As for the different versions: Microsoft Office 95 was quite OK. Office 97' and 2000' sucked pretty badly and were full of bugs. Office XP was again very nice for a change.

OpenOffice seems nice and all, but its spreadsheet program is a far cry from being a good Excel replacement. The word processing program and presentation makers seem good enough for my relatively limited needs of them. (perhaps even better than MS Office in some respects).

OpenOffice is probably not yet an MS Office killer, but certainly aims to be one in the future, so Microsoft has something to worry about.

Shlomi Fish
Thursday, January 1, 2004

Where on earth do you get your opinions on the different versions of Office from? I can assure you that Office 2000 is, because of Unicode, a lot more stable than older versions.

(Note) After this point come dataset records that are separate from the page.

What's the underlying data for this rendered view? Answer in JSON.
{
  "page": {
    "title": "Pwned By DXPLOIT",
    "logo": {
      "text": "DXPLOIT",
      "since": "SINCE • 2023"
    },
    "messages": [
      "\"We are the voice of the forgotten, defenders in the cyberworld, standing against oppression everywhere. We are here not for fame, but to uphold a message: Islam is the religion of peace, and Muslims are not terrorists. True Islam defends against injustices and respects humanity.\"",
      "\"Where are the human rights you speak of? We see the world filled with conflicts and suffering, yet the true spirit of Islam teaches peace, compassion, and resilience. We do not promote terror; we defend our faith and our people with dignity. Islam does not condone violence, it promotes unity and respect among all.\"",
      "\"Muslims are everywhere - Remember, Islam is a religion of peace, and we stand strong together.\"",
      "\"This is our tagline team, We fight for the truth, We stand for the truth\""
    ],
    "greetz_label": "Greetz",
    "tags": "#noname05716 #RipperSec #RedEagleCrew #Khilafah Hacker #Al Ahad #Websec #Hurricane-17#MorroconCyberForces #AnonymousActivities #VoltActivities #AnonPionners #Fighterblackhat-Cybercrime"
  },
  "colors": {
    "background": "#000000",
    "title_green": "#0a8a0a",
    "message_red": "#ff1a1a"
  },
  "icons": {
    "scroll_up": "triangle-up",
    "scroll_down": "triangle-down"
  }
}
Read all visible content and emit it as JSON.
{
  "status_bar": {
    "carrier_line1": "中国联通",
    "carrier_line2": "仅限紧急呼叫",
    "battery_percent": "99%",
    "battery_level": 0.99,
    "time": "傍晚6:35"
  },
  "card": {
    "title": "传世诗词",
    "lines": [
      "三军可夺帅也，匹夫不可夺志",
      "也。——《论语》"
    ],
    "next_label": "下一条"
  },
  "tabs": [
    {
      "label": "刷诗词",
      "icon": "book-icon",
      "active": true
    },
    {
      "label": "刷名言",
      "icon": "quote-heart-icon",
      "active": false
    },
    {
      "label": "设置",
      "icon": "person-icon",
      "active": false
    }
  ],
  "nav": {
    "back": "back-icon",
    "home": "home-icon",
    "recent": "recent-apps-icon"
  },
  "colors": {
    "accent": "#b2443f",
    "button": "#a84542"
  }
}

As far as Word Processors go it's simple; people like the first one they learnt, and any deviation from that sucks. If Word is so much worse than all the others how come people are paying loads of money for it, and often won't install the competition even when it's free? Remember that Open Office was originally a German company's office suite and only became free because nobody was prepared to pay for it.

MS will say that Jet doesn't scale too well because they want to sell you SQL server and the attendant client licenses, and another copy of W2K server and the client licenses. If you tell them you're really glad to know that and are going to tell your company to ditch Outlook for Lotus Notes and Lotus Domino because Exchange uses the Jet database engine and therefore doesn't scale, you'll hear another story.

Anyway MS Access is the best development tool both for MS SQL and Oracle if you are running it on Windows.